2.2.2. Adjusting Decision Thresholds

• For example, in financial fraud detection, the cost of a false negative (missed fraud) is often higher than a false positive (false alert). The model used to detect risky transactions is set to a lower detection threshold will results in increased TPR (more flagged as risky). This also increase FP in return, consequentially followed with more complaints and post-transaction RCA, leading to high operational cost and longer handling time. Though this does not sound ideal, this may help businesses to understand risk factors better and fine tune their models.

2.2.3. Precision-Recall Trade-off

• TPR is related to recall, and when combined with precision, it helps evaluate models where false positives and false negatives have different costs. Optimizing for precision or recall (related to sensitivity) depends on the application (e.g., prioritizing sensitivity in disease screening, specificity in financial audits).

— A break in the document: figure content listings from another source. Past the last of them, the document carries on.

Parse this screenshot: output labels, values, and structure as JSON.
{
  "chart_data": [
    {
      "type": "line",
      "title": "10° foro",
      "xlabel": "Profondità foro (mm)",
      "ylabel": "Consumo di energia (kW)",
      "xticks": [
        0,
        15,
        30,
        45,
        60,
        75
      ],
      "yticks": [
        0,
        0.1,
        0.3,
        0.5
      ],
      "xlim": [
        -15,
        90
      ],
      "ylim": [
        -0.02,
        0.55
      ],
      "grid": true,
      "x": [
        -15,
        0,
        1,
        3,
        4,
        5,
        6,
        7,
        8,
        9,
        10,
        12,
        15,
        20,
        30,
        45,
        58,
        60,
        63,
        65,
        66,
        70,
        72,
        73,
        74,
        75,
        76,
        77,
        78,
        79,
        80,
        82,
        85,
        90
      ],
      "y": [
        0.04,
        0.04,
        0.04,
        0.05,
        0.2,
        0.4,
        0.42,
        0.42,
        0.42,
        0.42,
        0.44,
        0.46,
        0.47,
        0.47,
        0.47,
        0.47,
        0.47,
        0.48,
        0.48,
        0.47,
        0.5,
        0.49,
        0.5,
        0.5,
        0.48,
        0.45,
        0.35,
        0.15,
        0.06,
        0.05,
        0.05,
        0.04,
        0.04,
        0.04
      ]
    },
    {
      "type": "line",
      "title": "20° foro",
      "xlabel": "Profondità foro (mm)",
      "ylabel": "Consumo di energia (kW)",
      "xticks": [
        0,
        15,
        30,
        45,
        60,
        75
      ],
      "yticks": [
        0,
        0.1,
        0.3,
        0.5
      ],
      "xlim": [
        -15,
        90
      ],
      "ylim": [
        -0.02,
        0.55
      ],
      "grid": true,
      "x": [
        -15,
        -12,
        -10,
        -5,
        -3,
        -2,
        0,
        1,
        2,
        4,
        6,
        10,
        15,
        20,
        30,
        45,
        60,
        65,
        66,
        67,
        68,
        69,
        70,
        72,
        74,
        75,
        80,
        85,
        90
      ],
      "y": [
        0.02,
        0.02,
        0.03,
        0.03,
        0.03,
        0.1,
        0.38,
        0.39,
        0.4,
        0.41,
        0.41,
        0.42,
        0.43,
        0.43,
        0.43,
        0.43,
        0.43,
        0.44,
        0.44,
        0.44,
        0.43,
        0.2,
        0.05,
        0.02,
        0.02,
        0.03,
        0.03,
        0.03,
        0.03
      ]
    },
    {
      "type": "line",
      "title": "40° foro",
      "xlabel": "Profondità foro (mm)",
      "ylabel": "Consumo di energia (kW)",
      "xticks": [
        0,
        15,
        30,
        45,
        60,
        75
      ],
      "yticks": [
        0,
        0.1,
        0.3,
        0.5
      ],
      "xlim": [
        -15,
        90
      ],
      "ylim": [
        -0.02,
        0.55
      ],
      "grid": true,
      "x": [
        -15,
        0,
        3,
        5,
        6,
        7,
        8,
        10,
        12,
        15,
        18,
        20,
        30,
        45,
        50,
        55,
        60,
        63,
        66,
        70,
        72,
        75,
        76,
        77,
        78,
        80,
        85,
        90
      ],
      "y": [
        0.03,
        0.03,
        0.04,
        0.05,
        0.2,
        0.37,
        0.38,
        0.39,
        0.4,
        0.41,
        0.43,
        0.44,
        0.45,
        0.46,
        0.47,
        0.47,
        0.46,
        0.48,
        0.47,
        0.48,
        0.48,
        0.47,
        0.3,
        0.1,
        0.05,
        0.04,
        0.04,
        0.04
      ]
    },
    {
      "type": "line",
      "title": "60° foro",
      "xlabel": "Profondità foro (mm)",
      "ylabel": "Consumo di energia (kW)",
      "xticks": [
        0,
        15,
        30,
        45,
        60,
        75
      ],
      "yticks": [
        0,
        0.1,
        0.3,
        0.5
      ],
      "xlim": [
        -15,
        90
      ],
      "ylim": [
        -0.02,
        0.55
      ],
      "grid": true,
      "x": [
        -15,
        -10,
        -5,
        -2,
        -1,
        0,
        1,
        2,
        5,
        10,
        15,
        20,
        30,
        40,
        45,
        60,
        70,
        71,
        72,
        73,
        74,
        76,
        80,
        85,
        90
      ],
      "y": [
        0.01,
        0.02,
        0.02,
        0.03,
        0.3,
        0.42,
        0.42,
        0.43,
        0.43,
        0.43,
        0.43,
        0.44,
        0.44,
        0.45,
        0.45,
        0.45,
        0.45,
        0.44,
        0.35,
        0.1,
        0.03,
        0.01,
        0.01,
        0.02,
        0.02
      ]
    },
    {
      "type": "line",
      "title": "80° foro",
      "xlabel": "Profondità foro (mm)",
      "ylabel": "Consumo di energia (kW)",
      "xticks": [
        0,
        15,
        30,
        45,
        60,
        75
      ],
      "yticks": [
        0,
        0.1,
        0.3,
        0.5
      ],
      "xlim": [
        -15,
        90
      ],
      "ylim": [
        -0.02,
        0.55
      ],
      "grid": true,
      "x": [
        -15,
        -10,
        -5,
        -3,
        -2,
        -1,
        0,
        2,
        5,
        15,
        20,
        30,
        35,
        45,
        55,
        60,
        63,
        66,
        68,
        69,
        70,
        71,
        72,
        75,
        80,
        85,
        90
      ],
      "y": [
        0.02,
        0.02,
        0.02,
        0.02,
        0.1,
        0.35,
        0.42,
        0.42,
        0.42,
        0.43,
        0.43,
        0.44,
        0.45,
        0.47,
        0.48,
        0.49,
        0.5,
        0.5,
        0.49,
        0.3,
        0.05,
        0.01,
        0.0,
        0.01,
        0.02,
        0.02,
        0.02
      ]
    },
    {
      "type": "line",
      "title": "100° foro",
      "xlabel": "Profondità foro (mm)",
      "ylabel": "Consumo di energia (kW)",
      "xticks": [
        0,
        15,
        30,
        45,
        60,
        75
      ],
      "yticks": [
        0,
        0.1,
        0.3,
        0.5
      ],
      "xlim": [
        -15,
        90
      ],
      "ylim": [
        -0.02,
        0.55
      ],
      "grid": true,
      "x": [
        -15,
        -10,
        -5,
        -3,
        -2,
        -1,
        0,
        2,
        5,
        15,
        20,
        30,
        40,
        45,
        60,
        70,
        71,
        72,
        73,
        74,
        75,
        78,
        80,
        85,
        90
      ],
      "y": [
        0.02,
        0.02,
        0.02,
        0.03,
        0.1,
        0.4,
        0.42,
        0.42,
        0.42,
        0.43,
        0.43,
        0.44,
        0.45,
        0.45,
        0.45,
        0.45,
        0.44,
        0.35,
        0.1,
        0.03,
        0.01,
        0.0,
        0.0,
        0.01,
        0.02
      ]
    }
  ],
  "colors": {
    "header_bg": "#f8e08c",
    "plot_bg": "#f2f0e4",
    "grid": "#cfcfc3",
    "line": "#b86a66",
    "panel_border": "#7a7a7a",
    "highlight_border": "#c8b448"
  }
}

2.2.4. Model Comparison and Selection

• Some selective metrics can be useful when comparing multiple models. For example, in credit scoring, one model may have higher sensitivity (identifying risky clients) while another has higher specificity (identifying safe clients). The choice of model can be aligned with the business’s risk tolerance.

2.2.5. Risk Prediction Models:

• In clinical risk prediction models, especially in multi-class and hierarchical diagnostic tasks where the consequence of errors is severe, the accuracy is influenced by several factors. Advanced models that can prioritize different aspects of prediction based on TPR and TNR, offering more tailored risk prediction across conditions or patient types.
• Example: in cancer screening, models may be adjusted to maintain high sensitivity to detect early-stage cancers while retaining enough specificity to reduce unnecessary follow-up tests.

2.2.6. Spam Detection

• In email spam detection, precision is crucial to minimize false positives, reducing the chance that legitimate emails are marked as spam.
• FDR also helps by showing the proportion of emails marked as spam that aren’t actually spam, helping email systems filter messages accurately and avoid user frustration.